Dankzij Els Snick weet ik dat Joseph Roth een moeilijke man was die op geheel eigen wijze vorm gaf aan vriendschap en collegialiteit. Zij baseerde zich mede op wat Mark Schaevers te weten kwam over het uitzichtloos leven in ballingschap van een gezelschap Duitstalige auteurs – zijn reeks voor De Standaard der Letteren werd gebundeld als Oostende, de zomer van 1936. Irmgard Keun, Egon Erwin Kisch, Joseph Roth, Stefan Zweig aan de Belgische kust en haalde tot nu toe drie drukken. Dat zij een lot deelden maakte van de dame en heren nog geen gezworen kameraden.

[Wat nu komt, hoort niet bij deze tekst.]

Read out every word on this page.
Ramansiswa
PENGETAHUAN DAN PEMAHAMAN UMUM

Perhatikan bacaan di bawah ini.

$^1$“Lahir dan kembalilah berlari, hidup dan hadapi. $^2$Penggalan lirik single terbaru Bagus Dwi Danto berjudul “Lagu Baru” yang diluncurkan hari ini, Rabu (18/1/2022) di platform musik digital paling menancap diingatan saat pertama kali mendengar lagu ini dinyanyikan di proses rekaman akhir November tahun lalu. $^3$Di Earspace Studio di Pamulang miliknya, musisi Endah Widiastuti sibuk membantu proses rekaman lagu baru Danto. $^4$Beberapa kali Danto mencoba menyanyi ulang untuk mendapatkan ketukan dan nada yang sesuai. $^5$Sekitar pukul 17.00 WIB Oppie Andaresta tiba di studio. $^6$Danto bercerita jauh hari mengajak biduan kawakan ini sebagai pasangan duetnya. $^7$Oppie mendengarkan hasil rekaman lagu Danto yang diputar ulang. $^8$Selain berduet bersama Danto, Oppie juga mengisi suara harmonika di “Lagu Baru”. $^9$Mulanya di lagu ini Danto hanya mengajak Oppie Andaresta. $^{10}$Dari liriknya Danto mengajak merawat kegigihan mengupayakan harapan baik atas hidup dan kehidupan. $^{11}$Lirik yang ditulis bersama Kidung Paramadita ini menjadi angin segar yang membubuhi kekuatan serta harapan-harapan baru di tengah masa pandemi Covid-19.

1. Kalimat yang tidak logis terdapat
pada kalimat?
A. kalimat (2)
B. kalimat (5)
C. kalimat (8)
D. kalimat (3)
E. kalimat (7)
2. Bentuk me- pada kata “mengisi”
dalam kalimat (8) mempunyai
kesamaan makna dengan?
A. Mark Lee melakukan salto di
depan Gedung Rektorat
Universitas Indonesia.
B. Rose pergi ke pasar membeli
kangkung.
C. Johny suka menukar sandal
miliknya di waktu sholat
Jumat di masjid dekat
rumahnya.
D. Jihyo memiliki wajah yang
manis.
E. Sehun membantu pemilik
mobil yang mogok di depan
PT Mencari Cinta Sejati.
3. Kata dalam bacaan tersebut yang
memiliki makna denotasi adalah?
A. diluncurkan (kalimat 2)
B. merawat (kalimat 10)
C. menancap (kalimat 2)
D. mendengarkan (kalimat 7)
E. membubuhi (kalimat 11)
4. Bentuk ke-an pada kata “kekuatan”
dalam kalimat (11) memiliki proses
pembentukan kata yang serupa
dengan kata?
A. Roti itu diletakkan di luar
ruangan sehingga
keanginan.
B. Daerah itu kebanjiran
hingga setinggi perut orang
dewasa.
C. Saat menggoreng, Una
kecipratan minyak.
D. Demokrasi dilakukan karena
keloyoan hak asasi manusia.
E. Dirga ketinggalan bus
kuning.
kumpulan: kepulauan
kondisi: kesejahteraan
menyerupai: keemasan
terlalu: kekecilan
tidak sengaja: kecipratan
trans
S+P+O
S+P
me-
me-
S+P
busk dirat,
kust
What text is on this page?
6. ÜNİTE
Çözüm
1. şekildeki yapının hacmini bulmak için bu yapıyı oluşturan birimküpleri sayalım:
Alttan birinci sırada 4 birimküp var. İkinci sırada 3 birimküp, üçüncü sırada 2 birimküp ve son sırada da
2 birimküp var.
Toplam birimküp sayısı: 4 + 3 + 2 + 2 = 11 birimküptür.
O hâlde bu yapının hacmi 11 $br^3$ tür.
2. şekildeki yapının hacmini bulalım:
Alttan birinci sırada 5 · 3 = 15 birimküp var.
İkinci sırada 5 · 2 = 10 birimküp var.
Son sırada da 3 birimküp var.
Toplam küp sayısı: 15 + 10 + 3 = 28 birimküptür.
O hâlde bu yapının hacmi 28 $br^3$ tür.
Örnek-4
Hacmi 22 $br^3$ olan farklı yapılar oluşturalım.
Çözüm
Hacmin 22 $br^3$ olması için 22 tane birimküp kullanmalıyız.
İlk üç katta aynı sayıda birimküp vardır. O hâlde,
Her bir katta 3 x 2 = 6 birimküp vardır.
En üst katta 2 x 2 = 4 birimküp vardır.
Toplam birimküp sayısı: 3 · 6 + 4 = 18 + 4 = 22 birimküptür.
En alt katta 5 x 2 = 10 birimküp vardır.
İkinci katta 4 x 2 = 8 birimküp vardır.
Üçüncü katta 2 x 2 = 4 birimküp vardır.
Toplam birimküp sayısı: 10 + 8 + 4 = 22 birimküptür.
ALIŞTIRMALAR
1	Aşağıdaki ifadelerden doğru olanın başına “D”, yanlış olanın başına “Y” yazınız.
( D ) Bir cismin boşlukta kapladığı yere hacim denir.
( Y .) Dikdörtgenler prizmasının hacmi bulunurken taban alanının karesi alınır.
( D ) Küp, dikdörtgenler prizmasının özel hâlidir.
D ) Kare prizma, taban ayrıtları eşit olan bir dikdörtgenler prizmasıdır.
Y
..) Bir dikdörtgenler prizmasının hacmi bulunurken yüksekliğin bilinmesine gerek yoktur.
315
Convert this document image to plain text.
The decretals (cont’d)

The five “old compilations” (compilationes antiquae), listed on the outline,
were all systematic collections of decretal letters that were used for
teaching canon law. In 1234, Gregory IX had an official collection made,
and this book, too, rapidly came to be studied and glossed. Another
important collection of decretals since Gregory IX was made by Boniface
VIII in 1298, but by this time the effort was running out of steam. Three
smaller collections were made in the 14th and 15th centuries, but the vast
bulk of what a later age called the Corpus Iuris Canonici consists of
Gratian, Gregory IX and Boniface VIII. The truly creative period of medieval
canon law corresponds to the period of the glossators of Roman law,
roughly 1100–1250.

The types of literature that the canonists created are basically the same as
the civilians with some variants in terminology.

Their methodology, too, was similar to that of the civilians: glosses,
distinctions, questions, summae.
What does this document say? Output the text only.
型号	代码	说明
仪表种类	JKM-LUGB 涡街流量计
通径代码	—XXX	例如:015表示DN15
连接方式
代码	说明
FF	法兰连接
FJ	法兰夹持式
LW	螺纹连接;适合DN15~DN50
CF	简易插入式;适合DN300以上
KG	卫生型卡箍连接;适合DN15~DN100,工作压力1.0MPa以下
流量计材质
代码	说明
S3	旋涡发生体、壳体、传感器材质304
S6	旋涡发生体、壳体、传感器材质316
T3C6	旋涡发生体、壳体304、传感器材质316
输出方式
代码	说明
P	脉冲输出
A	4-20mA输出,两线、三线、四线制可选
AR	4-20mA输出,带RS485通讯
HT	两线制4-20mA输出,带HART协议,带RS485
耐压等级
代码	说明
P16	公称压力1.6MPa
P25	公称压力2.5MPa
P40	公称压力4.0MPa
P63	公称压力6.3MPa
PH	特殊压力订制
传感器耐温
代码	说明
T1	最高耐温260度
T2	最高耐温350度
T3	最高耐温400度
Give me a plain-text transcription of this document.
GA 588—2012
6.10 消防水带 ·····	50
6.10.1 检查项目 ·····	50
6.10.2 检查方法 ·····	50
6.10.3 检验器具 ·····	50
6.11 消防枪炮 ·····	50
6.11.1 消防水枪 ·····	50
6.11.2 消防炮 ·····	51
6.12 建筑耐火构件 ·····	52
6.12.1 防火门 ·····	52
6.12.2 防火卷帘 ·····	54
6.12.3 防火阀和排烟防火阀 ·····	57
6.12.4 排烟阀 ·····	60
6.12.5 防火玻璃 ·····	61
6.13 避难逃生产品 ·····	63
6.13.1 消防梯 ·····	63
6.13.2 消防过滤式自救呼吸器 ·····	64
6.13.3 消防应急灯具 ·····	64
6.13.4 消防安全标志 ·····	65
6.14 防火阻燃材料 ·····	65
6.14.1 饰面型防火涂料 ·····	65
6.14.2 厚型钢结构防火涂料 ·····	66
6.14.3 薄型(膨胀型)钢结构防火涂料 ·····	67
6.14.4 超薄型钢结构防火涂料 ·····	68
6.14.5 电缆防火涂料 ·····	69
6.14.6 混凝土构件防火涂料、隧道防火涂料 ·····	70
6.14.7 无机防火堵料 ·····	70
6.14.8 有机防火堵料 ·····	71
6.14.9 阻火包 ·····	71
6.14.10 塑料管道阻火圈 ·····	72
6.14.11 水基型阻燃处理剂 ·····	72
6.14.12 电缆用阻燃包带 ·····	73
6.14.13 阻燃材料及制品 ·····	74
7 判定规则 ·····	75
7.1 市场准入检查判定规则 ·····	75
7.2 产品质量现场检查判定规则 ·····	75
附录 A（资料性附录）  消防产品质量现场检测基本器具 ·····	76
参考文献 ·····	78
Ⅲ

Ook Mark Schaevers maakt Joseph Roth niet sympathieker dan hij was. Hij werkte hard en verdiende als ‘sterverslaggever’ (want dat was hij), maar had ondanks dat een chronisch geldgebrek. Dat hij om zijn tekorten aan te zuiveren zijn uitgevers stelselmatig onder druk zet en sans gêne bij zijn vrienden aan bleef kloppen, siert hem niet. Maar schrijven kon hij. Ondanks de drank. Ondanks het feit dat hij het geloof in de toekomst al vrij vroeg in zijn leven verloor.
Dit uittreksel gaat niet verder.